Na família Flaviviridae são encontradas também relações coevolutivas claras, em particular para o gênero Hepacivirus, formado pelo vírus da hepatite C (VHC). Alguns autores classificam também no gênero os vírus GB A, vírus GB B, vírus GB C, vírus GB D e o VHC, sendo as espécies do gênero Saguinus (Primates, Platyrrhini), reservatórios de vírus GB A e vírus GB B, enquanto o homem é reservatório de vírus GB C e do VHC. Estes últimos apresentam como diferença biológica um tropismo tecidual particular, linfotrópico e hepatotrópico, respectivamente. No entanto, do ponto de vista molecular, vírus GB A e vírus GB C apresentam semelhanças moleculares na região 5' não transcrita (5' UTR) com VHC, sugerindo uma biologia e, portanto, epidemiologia, em comum4,5,6,7,8.

Stapleton et al9 propõem a classificação dos vírus GB A, vírus GB C e vírus GB D em um novo gênero, Pegivirus, dentro de Flaviviridae, baseando principalmente na ideia de que estes vírus não causam hepatite em seus hospedeiros. O vírus GB A e o vírus GB C seriam chamados de pegivírus A, sendo uma única espécie com hospedeiros diferentes; e o vírus GB D seria chamado de pegivírus B. Recentemente o Comitê Internacional de Taxonomia Viral (International Committee on Taxonomy of Viruses - ICTV) aceitou tais classificações10.

Os recentemente encontrados vírus semelhantes a hepacivírus, chamados de hepacivírus de cães (CHV, canine hepacivirus), hepacivírus de cavalos (NPHV) e hepacivírus de roedores (rodent hepacivirus) ainda não possuem uma classificação certa. Pela grande semelhança genômica descrita por Kapoor et al11 para o hepacivírus canino, foi proposta sua classificação no gênero Hepacivirus, o mesmo ocorrendo na descrição do hepacivírus de roedores (Myodes giareoius e Rhabdomys pumilio) por Drexler et al12. Entretanto, nenhuma destas classificações de novos vírus foram aceitas pelo ICTV até o presente momento10. Vários autores acreditam que o vírus GB B deve ser classificado junto com o VHC em Hepacivirus graças às suas similaridades genômicas e às suas epidemiologia e hepatotropia9.

O VHC apresenta atualmente uma grande importância epidemiológica por que responde por uma grande epidemia mundial, com aproximadamente 180 milhões de indivíduos infectados13. Desde a sua descoberta14, esse vírus vem sendo estudado a fim de se ter sua melhor caracterização. Assim, Kreukulová et al15 caracterizaram molecularmente o VHC, identificando um genoma de RNA positivo formado por cerca de 9.600 nucleotídeos com duas regiões não codificantes, nas posições 5' e 3', respectivamente, e uma região intermediária codificante de uma poliproteína de 3.010 a 3.033 aminoácidos, a qual é clivada, formando proteínas estruturais (C, p7, E1 e E2) e não estruturais (NS2, NS3, NS4A, NS4B, NS5A e NS5B).
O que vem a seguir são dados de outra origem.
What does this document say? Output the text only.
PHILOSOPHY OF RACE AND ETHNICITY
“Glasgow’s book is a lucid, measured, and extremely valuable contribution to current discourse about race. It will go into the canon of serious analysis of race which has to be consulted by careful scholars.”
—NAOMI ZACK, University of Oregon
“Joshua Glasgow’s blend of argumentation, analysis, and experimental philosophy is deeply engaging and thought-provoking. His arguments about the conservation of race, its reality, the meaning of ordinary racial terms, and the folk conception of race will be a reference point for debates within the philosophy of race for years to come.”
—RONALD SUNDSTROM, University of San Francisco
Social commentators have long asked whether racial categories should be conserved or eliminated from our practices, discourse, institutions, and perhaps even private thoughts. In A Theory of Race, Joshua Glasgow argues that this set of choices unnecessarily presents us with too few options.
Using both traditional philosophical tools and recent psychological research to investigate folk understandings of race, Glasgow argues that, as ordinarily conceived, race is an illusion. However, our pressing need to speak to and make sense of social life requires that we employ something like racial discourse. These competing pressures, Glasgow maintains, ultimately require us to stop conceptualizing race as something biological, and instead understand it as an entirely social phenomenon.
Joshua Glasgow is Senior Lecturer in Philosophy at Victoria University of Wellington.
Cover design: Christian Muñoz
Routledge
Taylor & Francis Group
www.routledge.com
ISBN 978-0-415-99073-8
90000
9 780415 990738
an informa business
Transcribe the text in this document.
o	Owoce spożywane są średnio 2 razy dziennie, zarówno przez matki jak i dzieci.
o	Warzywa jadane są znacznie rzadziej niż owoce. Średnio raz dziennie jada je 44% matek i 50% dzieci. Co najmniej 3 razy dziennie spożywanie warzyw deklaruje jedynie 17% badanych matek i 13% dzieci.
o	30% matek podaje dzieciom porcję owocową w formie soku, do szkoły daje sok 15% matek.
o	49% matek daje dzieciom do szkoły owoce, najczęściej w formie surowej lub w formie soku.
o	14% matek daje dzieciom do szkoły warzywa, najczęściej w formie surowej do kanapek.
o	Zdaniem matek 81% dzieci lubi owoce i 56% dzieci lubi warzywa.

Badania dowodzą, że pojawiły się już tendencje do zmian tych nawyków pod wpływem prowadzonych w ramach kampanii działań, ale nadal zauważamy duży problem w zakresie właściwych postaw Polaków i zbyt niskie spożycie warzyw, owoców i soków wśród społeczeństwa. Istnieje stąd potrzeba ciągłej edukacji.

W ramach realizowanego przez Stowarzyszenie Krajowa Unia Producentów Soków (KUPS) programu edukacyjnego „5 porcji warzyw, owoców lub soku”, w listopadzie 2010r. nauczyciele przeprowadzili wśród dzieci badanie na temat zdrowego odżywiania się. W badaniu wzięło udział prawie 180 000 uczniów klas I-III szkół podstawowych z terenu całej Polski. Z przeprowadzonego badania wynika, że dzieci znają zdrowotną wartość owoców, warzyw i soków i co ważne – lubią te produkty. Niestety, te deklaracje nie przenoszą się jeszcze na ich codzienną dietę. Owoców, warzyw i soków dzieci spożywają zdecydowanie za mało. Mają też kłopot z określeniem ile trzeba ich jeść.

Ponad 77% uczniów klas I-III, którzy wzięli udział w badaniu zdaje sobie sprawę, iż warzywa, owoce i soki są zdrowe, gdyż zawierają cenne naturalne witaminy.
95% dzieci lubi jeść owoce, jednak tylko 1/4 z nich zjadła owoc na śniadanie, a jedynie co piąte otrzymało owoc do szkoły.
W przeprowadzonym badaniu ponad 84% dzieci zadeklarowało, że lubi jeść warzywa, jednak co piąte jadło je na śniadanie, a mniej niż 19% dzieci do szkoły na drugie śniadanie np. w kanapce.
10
Na extremidade 5' da sequência nucleotídica do VHC há uma região altamente conservada, a internal ribosome entry site (IRES), formada por uma sequência de 315 nucleotídeos, fundamental para a ligação da fita de RNA viral com o ribossomo hospedeiro e tradução da mesma, portanto necessária para a replicação viral15,16,17. Sabe-se que a região IRES promove formação correta do complexo ribossômico 48S com a necessidade somente dos fatores de iniciação eIF3 e do complexo eIF2+Met-tRNAiMet+GTP e mudando sua conformação no contato com o rRNA 18S para a ligação do rRNA 40S18.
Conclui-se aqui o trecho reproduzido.